Lower and upper bounds of episode total cumulative reward may, in some cases, deviate from what defined by Eqs. 2, because:

  • The absolute value of minimum / maximum total cumulative reward for the round can be different from $N_c\Delta H$ (see above).
  • For some games, $N_r$ is not the same for all the stages (1P mode only), for example for Tekken Tag Tournament the final stage is made of a single round while all previous ones require two wins.

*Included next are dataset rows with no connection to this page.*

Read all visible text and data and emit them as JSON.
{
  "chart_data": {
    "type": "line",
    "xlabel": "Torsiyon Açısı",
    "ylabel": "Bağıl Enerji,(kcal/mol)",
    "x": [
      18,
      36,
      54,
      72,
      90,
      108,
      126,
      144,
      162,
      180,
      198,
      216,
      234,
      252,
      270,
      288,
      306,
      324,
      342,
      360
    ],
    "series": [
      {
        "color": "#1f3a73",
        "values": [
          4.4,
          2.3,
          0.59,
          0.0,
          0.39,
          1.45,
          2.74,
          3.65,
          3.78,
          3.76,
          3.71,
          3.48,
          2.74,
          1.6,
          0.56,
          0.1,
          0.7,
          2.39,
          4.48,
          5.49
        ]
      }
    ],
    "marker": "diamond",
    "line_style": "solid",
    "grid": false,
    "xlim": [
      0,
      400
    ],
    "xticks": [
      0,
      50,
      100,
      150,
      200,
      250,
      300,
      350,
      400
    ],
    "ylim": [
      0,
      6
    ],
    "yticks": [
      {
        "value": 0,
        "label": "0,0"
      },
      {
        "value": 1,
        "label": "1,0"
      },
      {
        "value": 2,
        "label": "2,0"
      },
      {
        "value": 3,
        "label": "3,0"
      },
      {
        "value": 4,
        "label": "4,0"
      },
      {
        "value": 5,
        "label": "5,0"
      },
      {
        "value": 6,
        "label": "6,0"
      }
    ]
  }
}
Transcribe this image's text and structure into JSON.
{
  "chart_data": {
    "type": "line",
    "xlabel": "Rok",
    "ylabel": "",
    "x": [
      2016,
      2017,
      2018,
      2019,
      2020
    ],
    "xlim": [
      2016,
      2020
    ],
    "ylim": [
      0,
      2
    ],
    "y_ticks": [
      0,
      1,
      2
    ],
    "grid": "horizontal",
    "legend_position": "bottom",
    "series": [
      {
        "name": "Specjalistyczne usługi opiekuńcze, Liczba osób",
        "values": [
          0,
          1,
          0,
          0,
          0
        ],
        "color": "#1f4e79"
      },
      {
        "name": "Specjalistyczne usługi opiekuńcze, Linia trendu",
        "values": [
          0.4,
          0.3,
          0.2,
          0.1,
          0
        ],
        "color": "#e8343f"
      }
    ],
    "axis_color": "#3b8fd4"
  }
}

Please note that the maximum cumulative reward (for 1P mode) is obtained when clearing the game winning all rounds with a perfect ($\max{\sum_t^{0,T_s}R_t}\Rightarrow$ game completed), but the vice versa is not true. In fact, not necessarily the higher number of stages won, the higher is the total cumulative reward ($\max{\sum_t^{0,T_s}R_t}\not\propto$ stage reached, game completed $\nRightarrow\max{\sum_t^{0,T_s}R_t}$). Somehow counter intuitively, in order to obtain the lowest possible total cumulative reward the agent is supposed to reach the final stage (collecting negative rewards in all previous ones) before loosing by $N_r$ perfects.

Normalized Reward

If a normalized reward is considered, the total cumulative reward equation becomes:

$$ \begin{equation} R_t = \frac{\sum_i^{0,N_c}\left(\bar{H_i}^{t^-} - \bar{H_i}^{t} - \left(\hat{H_i}^{t^-} - \hat{H_i}^{t}\right)\right)}{N_k \Delta H} \end{equation} $$

With the following additional term at the denominator:

The normalization term at the denominator ensures that a round won with a perfect (i.e. without losing any health), generates always the same maximum total cumulative reward (for the round) accross all games, equal to $N_c/N_k$.